The following NEJM Journal Watch summary further explains the studies and results.
In a randomized trial, flexible or standard hours resulted in similar patient-safety and trainee-restfulness outcomes.
In a randomized trial among surgical residents, flexible duty hours (i.e., allowing shifts longer than 16 hours, but maintaining an 80-hour weekly maximum and 1 day off per week) led to equivalent patient outcomes and resident satisfaction compared with restricted duty hours (i.e., prohibiting shifts longer than 16 hours; NEJM JW Gen Med Mar 1 2016 and N Engl J Med 2016; 374:713).
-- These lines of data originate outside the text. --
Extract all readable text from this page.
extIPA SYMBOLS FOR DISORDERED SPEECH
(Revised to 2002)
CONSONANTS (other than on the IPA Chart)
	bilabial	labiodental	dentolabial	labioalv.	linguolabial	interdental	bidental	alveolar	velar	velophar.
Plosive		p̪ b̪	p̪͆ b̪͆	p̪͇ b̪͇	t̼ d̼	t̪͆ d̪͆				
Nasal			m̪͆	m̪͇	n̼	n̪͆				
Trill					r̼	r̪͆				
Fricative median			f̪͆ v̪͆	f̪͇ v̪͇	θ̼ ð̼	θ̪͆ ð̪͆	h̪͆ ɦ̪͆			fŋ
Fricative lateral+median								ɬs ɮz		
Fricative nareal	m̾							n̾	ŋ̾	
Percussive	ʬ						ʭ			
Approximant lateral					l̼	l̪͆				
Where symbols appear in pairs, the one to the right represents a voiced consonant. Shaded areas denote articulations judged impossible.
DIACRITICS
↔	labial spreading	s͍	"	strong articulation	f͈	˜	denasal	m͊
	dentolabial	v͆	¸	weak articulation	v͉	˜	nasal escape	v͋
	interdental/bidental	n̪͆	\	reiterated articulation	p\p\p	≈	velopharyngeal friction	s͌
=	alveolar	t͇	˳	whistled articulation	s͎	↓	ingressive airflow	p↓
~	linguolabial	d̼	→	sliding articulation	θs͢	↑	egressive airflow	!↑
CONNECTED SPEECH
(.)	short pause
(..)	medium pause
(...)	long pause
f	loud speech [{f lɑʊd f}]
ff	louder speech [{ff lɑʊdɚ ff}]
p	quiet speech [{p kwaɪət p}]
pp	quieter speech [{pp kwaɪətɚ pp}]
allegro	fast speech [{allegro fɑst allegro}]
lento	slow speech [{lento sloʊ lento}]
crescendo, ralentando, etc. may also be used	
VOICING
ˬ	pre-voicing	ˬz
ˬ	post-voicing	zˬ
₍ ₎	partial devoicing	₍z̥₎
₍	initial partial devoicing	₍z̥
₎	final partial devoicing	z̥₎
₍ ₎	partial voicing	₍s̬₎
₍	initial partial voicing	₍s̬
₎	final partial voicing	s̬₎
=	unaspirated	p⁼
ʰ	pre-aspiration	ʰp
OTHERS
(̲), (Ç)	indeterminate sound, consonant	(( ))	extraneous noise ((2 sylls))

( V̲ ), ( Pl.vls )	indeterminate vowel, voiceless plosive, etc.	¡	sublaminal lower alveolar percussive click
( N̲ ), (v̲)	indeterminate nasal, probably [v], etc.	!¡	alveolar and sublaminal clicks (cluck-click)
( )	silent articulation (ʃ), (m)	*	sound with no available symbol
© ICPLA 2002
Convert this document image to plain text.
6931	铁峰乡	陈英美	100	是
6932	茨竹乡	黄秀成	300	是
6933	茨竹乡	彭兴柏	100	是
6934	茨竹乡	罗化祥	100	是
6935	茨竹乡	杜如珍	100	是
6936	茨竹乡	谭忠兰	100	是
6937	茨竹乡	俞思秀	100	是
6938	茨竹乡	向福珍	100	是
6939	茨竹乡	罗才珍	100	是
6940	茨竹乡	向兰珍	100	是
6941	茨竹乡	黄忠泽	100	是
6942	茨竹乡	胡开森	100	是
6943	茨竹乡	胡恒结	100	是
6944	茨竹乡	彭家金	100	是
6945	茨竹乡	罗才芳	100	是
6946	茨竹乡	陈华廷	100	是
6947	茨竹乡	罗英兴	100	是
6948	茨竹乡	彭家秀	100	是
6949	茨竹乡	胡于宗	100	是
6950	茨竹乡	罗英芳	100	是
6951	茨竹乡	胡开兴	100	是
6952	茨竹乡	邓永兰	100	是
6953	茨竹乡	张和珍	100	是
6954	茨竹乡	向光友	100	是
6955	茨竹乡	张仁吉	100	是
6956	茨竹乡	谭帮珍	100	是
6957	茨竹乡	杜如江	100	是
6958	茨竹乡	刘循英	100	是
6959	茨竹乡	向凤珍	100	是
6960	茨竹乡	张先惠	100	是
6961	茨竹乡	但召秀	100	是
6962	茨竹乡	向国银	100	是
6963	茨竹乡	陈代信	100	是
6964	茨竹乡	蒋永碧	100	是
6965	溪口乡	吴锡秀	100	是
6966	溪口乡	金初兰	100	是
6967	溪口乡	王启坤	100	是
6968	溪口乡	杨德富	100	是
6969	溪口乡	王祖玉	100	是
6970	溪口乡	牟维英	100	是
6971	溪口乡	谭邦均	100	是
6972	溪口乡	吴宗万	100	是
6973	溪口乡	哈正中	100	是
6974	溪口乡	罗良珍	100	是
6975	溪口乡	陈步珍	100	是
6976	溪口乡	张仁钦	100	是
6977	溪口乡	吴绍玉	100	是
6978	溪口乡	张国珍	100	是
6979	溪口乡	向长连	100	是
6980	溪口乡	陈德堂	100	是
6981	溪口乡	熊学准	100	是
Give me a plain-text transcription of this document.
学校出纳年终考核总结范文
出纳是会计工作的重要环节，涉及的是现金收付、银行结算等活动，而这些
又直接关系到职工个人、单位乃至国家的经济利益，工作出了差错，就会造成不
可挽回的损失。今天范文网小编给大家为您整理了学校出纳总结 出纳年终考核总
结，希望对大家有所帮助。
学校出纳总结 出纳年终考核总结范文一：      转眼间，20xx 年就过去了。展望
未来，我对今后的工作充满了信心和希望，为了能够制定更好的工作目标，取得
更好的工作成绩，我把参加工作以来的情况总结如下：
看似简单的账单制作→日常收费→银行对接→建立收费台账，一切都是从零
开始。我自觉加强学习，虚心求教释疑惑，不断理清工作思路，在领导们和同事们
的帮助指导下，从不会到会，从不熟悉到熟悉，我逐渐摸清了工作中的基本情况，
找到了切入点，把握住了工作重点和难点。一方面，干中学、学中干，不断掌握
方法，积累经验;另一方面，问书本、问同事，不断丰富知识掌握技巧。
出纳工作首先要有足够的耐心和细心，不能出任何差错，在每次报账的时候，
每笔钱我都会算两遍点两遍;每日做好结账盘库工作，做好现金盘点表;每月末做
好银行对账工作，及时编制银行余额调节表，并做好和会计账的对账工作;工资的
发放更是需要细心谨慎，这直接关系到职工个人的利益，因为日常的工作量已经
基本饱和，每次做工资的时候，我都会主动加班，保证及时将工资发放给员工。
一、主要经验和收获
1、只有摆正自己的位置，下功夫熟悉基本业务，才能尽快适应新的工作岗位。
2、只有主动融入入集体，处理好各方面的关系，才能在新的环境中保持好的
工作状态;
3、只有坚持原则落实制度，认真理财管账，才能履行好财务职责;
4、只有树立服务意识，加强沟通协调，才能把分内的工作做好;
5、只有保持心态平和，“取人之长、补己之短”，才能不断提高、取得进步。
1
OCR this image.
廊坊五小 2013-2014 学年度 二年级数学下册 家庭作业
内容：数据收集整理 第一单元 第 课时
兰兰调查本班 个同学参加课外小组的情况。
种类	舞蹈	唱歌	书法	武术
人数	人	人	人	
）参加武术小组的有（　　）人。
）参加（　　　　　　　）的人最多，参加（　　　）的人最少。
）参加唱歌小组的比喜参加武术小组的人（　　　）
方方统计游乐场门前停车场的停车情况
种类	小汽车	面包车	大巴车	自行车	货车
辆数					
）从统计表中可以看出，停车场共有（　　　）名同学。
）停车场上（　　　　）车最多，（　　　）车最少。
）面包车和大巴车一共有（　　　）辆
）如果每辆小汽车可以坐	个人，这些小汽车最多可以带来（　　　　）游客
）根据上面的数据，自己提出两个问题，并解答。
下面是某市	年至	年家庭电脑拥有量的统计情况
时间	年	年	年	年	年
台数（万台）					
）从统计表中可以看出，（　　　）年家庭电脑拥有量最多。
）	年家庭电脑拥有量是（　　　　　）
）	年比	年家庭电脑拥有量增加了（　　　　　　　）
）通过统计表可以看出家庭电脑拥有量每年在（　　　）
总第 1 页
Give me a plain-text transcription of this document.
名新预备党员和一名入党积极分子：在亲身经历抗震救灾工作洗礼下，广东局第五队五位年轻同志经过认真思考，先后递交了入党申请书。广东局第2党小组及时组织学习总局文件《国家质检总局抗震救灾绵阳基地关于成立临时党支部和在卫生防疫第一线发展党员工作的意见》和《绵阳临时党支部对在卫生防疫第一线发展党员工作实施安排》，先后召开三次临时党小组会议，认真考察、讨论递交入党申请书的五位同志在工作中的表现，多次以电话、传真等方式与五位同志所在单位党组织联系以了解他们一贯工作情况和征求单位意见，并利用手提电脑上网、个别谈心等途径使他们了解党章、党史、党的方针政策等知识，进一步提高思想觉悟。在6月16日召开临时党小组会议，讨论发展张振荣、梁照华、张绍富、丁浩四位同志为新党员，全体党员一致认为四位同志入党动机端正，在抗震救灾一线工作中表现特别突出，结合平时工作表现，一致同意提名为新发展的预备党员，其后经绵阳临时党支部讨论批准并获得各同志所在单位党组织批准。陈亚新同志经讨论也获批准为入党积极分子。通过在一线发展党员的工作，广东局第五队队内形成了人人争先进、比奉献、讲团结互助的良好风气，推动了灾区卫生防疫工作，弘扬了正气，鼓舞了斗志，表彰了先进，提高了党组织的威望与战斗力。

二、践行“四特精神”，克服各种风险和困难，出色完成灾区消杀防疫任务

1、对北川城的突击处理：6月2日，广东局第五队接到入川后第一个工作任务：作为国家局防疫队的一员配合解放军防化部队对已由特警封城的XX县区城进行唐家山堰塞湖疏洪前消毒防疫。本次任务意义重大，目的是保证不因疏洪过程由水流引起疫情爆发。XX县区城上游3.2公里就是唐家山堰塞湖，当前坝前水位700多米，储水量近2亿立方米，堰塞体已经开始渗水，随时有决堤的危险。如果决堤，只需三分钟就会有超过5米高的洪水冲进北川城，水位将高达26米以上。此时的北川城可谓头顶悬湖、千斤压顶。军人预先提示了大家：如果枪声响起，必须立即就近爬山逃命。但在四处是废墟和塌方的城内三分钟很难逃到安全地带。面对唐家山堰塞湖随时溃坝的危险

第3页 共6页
In a subsequent study among internal medicine residents (iCOMPARE), researchers randomized 63 U.S. internal medicine residency training programs either to a flexible duty-hours schedule or to a standard restricted-hours schedule. Resident satisfaction outcomes from iCOMPARE have been reported previously (NEJM JW Gen Med May 1 2018 and N Engl J Med 2018; 378:1494).
Among >250,000 Medicare patients cared for by residents during 2 years, change in 30-day mortality from the pretrial year to the trial year was similar (<1% change in each program group). Readmissions, patient-safety indicators, and Medicare payments also were similar in the two groups. Interns in both groups averaged ≈7 hours of sleep nightly and scored similarly on a subjective sleepiness scale and an objective measure of alertness.
Comment: Patient safety and trainee restfulness are not compromised by permitting flexible duty-hours shifts, compared with more-strict duty-hours shifts, assuming an 80-hour maximum and 1 day off per week are maintained. Working more-flexible (extended-hours) shifts — even if during only part of training — might help prepare trainees to handle challenges of post-training clinical practice where hour-limit protections do not exist.